Un accident d’avion qui a sauvé sa carrière


Pendant la guerre de Corée, Clint s’entraînait au pilotage, mais un vol d’entraînement a failli lui coûter la vie. Le moteur a lâché et son avion s’est écrasé en mer. Il a nagé cinq kilomètres jusqu’au rivage. Au lieu d’être puni pour la perte de l’avion, il a été nommé moniteur de natation. Le commandement s’est apparemment dit que s’il survivait à cela, il pourrait apprendre aux autres à ne pas se noyer. Logique.

Le contrat qui lui a appris la liberté
À Los Angeles, Clint a signé un contrat pour « jouer tous les rôles qui lui seraient attribués ». Après un an et demi de petits rôles et de répliques ennuyeuses, il a failli sombrer dans la dépression. Il a fini par rompre le contrat et chercher quelque chose de plus significatif. Leçon apprise : mieux vaut être au chômage qu’un employé malheureux.

« Rawhide » : le premier pas vers la gloire


Clint trouvait le rôle dans la série « Rawhide » inintéressant, mais le public n’était pas du même avis. Le western resta à l’affiche pendant sept ans, le faisant connaître, même s’il n’était pas encore pris au sérieux. Et surtout, le salaire n’était pas non plus au rendez-vous. La célébrité sans fortune, c’est comme une soupe sans sel : comestible, mais pas rassasiante.

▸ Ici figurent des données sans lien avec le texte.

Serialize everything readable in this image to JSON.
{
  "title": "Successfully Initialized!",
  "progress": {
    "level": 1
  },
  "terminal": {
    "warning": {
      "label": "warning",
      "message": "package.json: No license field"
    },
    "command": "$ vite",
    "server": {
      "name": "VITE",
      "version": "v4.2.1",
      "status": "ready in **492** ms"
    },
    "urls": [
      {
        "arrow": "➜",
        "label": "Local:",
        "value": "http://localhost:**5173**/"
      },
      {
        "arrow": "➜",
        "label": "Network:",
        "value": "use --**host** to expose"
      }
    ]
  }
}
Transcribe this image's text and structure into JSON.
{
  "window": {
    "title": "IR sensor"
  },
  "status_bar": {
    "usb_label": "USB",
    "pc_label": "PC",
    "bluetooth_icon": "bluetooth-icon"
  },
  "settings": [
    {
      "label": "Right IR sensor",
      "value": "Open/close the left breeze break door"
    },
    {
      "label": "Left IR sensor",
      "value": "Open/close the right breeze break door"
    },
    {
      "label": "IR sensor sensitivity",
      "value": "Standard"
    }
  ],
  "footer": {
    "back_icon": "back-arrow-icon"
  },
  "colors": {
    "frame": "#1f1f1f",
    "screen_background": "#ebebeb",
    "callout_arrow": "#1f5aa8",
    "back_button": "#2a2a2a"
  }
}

Sergio Leone et le triomphe après 30 ans


À 30 ans, Clint a été invité par le réalisateur italien méconnu Sergio Leone à jouer dans « Pour une poignée de dollars ». Le film a été un succès, suivi par deux autres de la série. Le plus célèbre, « Le Bon, la Brute et le Truand », a fait d’Eastwood une icône culte. Il est intéressant de noter que son look mexicain, poncho et sombrero, a été créé par l’artiste italien Carlo Simi, un cow-boy américain créé par des Européens. La mondialisation en action !

De l’acteur au magnat des médias
En 1968, Clint fonde la Malpaso Company. À partir des années 1970, il joue presque exclusivement dans ses propres projets, à deux exceptions près. Posséder un studio lui donne le contrôle de son destin à Hollywood.

Oscars et maîtrise de la réalisation
Aujourd’hui, Eastwood détient cinq Oscars, dont quatre pour la réalisation. Son film « Impitoyable » l’a remporté en 1993, et « Million Dollar Baby » en 2004. Parmi les autres nominations, citons « Mystic River » et « American Sniper ».

La vie hors cinéma : golf, politique et musique.
À 94 ans, Clint réalise encore environ un film par an. Il est passionné de golf et possède un club privé. À la fin des années 80, il a été maire de Carmel, en Californie. Il est également compositeur de mélodies de jazz, dont certaines servent de bandes originales à ses films.

Vie personnelle : plus compliquée que n’importe quel scénario


Officiellement marié deux fois, la vie amoureuse de Clint compte bien d’autres femmes. Son premier mariage avec l’actrice Maggie Johnson a duré officiellement de 1953 à 1984, mais s’est terminé plus tôt dans la pratique. Entre-temps, il a fréquenté une danseuse, une hôtesse de l’air et une autre actrice. Son second mariage avec l’animatrice de télévision Dina Ruiz, de 35 ans sa cadette, a duré 17 ans, jusqu’à ce qu’elle le surprenne en flagrant délit de tromperie à 83 ans. Après le divorce, Clint est sorti avec Erika Fisher, de 41 ans sa cadette et n’ayant qu’un diplôme d’études secondaires. À plus de 90 ans, on peut se permettre ces choix si on est une star hollywoodienne.

Sept enfants — Sept talents


Eastwood a sept enfants de femmes différentes, toutes ayant choisi une carrière artistique. Sa fille aînée, Kimber, est une actrice à la filmographie modeste ; son fils, Kyle, est musicien de jazz ; Alison est actrice et réalisatrice ; Scott est un acteur à succès qui ressemble à son père ; Katherine est également actrice ; ses cadettes, Francesca et Morgan, sont principalement connues grâce à l’émission de téléréalité « Mrs. Eastwood & Company ».